The new discounted service, open to all newspapers with a daily average circulation under 25,000, is set to debut in March 2010 in U.S. markets. Canada will follow later that year.
The new CNA service will be supported by all-inclusive fees, beginning at just $2,000 per year.
It also simplifies requirements for complying with the audit, which should allow publishers to reduce the amount of time spent assembling data for the audit and lower administrative costs. The low-cost service also brings inclusion in ABC's online database, a searchable resource for advertisers and ad agencies.
While not impervious to the effects of the economic downturn, smaller community newspapers have, on the whole, fared substantially better than big metro dailies, which tend to dominate headlines with their dramatic revenue declines.
According to a long-term study from the Inland Press Association, newspapers with circulations under 15,000 did see revenue grow 2.4% over the last five years. While only a modest increase, that's far better than the newspaper business overall, which saw total revenues decline 22% from 2004-2008, according to the Newspaper Association of America.

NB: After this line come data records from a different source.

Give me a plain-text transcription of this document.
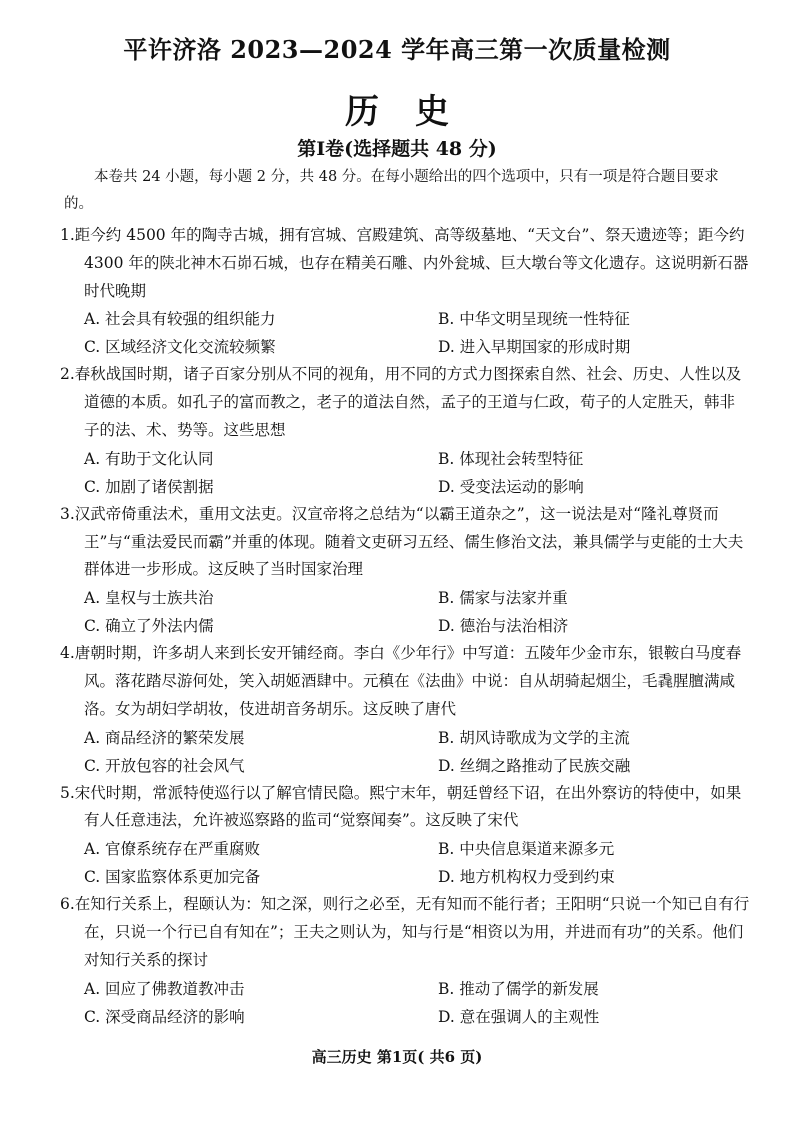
平许济洛 2023—2024 学年高三第一次质量检测
历史
第Ⅰ卷(选择题共 48 分)
本卷共 24 小题，每小题 2 分，共 48 分。在每小题给出的四个选项中，只有一项是符合题目要求的。
1.距今约 4500 年的陶寺古城，拥有宫城、宫殿建筑、高等级墓地、“天文台”、祭天遗迹等；距今约 4300 年的陕北神木石峁石城，也存在精美石雕、内外瓮城、巨大墩台等文化遗存。这说明新石器时代晚期
A. 社会具有较强的组织能力	B. 中华文明呈现统一性特征
C. 区域经济文化交流较频繁	D. 进入早期国家的形成时期
2.春秋战国时期，诸子百家分别从不同的视角，用不同的方式力图探索自然、社会、历史、人性以及道德的本质。如孔子的富而教之，老子的道法自然，孟子的王道与仁政，荀子的人定胜天，韩非子的法、术、势等。这些思想
A. 有助于文化认同	B. 体现社会转型特征
C. 加剧了诸侯割据	D. 受变法运动的影响
3.汉武帝倚重法术，重用文法吏。汉宣帝将之总结为“以霸王道杂之”，这一说法是对“隆礼尊贤而王”与“重法爱民而霸”并重的体现。随着文吏研习五经、儒生修治文法，兼具儒学与吏能的士大夫群体进一步形成。这反映了当时国家治理
A. 皇权与士族共治	B. 儒家与法家并重
C. 确立了外法内儒	D. 德治与法治相济
4.唐朝时期，许多胡人来到长安开铺经商。李白《少年行》中写道：五陵年少金市东，银鞍白马度春风。落花踏尽游何处，笑入胡姬酒肆中。元稹在《法曲》中说：自从胡骑起烟尘，毛毳腥膻满咸洛。女为胡妇学胡妆，伎进胡音务胡乐。这反映了唐代
A. 商品经济的繁荣发展	B. 胡风诗歌成为文学的主流
C. 开放包容的社会风气	D. 丝绸之路推动了民族交融
5.宋代时期，常派特使巡行以了解官情民隐。熙宁末年，朝廷曾经下诏，在出外察访的特使中，如果有人任意违法，允许被巡察路的监司“觉察闻奏”。这反映了宋代
A. 官僚系统存在严重腐败	B. 中央信息渠道来源多元
C. 国家监察体系更加完备	D. 地方机构权力受到约束
6.在知行关系上，程颐认为：知之深，则行之必至，无有知而不能行者；王阳明“只说一个知已自有行在，只说一个行已自有知在”；王夫之则认为，知与行是“相资以为用，并进而有功”的关系。他们对知行关系的探讨
A. 回应了佛教道教冲击	B. 推动了儒学的新发展
C. 深受商品经济的影响	D. 意在强调人的主观性
高三历史 第1页( 共6 页)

It's hard to find reliable numbers for smaller newspapers, which are often privately owned, but Cribb Greene & Associates -- a broker which handles M&A for small newspapers -- said ad revenues are typically only down 10% to 15%.
Separately, the ABC board also reiterated its support for a task force that is studying how changes in publishing and distribution, and the emergence of print-digital hybrid models affect advertising. Findings will have implications for ABC measurement and reporting standards.